The Myth of Writing as Recording
Most people treat writing as a transcription process: you think something, then you write it down. The writing captures the thought. But this model misses something fundamental about how writing actually works for many people who do it regularly and seriously.
For me — and for many writers across disciplines — writing is itself a form of thinking. The act of putting words on a page isn't the end of a thought process; it's often the middle of it.
What Happens When You Write to Think
When you sit down to write without a fully formed position, something interesting happens. You're forced to be specific. Vague impressions and half-formed intuitions have to become sentences, and sentences have to connect to each other. That pressure reveals what you actually believe versus what you merely assumed you believed.
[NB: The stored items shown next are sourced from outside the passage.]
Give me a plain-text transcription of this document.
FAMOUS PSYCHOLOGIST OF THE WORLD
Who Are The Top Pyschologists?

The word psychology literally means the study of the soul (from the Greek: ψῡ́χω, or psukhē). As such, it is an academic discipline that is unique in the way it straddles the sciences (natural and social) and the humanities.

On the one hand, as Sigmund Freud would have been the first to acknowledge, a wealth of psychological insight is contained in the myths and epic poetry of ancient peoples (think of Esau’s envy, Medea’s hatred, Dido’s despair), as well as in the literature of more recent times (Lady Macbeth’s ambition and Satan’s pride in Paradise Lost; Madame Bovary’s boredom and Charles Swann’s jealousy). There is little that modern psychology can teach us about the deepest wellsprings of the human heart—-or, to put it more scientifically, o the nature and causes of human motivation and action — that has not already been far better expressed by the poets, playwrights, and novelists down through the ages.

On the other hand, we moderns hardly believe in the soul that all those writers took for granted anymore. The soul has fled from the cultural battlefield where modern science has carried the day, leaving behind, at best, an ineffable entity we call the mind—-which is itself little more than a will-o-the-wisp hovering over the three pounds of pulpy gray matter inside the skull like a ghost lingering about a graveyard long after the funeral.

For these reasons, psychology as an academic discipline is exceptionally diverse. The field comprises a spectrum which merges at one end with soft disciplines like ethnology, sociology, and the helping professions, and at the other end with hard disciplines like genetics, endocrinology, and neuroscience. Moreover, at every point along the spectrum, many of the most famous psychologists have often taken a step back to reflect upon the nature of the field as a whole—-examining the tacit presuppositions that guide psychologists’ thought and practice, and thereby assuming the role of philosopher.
I've started essays convinced I held one view and finished them holding a subtly — or dramatically — different one. The writing didn't express my position; it discovered it.
The Practice: Exploratory Writing
There's a useful distinction between exploratory writing and presentational writing. Presentational writing is polished, structured, meant for an audience. Exploratory writing is messy, associative, meant for the writer.
Exploratory writing practices include:
- Morning pages — Unfiltered stream-of-consciousness writing first thing in the morning (popularized by Julia Cameron). No editing, no audience, just thought in motion.
- Thinking memos — Short, informal documents written to yourself to work through a decision or idea. These don't need to be polished or shared.
- Draft-before-research — Writing down what you currently think about a topic before doing any research. This surfaces your actual assumptions rather than letting research pre-shape your views.
Why This Matters Beyond Writing
Even if you don't consider yourself a writer, the underlying principle applies broadly: the discipline of making your thinking explicit — in words, in diagrams, in structured conversation — consistently produces better thinking than keeping it internal and abstract.
There's a reason Richard Feynman kept notebooks, why Darwin wrote letters he never sent, why many effective leaders keep journals. The external medium creates a kind of friction that internal monologue doesn't have. You can't skim past a sentence you've written the way you can let an incomplete thought slide by unexamined in your mind.
Starting Small
You don't need a blog or a book project to use writing as a thinking tool. Start with a practice as simple as: before a difficult conversation, meeting, or decision, spend ten minutes writing freely about it. Don't try to produce anything usable. Just write until something clarifies.
The clarity that emerges, even from rough and private writing, has a way of showing up exactly when you need it.